Almost 10 months after those discussions, as the BJP continues to appropriate Congress icons, organising celebrations, constructing memorials, and issuing postage stamps, the Congress is still looking for a way to be perceived once again as “an umbrella party” that can attract the votes of Brahmins, Dalits and Muslims alike.

The temple treks

Of late, of course, > Rahul Gandhi has been making publicised visits to temples : in April, he trekked to Kedarnath; last month it was the Kheer Bhawani temple in Ganderbal near Srinagar; more recently, it was the Banke Bihari temple in Mathura.

The Congress in many ways still contains within it, from the leadership level down to party workers, persons who represent a very wide spectrum of ideological opinion.

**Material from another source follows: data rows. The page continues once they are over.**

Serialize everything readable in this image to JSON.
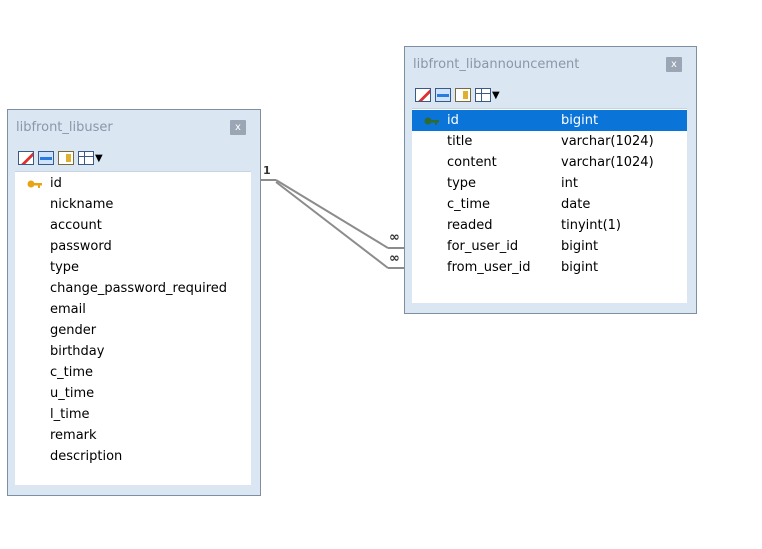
{
  "tables": {
    "libuser": {
      "title": "libfront_libuser",
      "close_label": "x",
      "columns": [
        "id",
        "nickname",
        "account",
        "password",
        "type",
        "change_password_required",
        "email",
        "gender",
        "birthday",
        "c_time",
        "u_time",
        "l_time",
        "remark",
        "description"
      ],
      "primary_key": "id"
    },
    "libannouncement": {
      "title": "libfront_libannouncement",
      "close_label": "x",
      "columns": [
        {
          "name": "id",
          "type": "bigint"
        },
        {
          "name": "title",
          "type": "varchar(1024)"
        },
        {
          "name": "content",
          "type": "varchar(1024)"
        },
        {
          "name": "type",
          "type": "int"
        },
        {
          "name": "c_time",
          "type": "date"
        },
        {
          "name": "readed",
          "type": "tinyint(1)"
        },
        {
          "name": "for_user_id",
          "type": "bigint"
        },
        {
          "name": "from_user_id",
          "type": "bigint"
        }
      ],
      "primary_key": "id",
      "selected_row": "id"
    }
  },
  "relations": {
    "one_label": "1",
    "many_label_a": "∞",
    "many_label_b": "∞"
  },
  "colors": {
    "selection": "#0a74d9",
    "table_frame": "#dbe6f3",
    "key_icon": "#e8a317",
    "connector": "#8c8c8c"
  }
}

But, as a senior party leader told The Hindu, “The Congress’s ideology has not changed. Nor does it need to be rearticulated. What we need is a credible leadership that can reflect the plurality of views that the Congress is; to reoccupy the liberal middle ground that we once did.”

Meanwhile, says former party MP Sandeep Dikshit, “The Congress needs to reclaim all its icons stridently and demonstrate that the core beliefs of these leaders were stridently anti-RSS and anti-Hindutva, whether Malaviya, Lajpat Rai, Bose or Patel. And we have enough public intellectuals in our ranks who can do this.”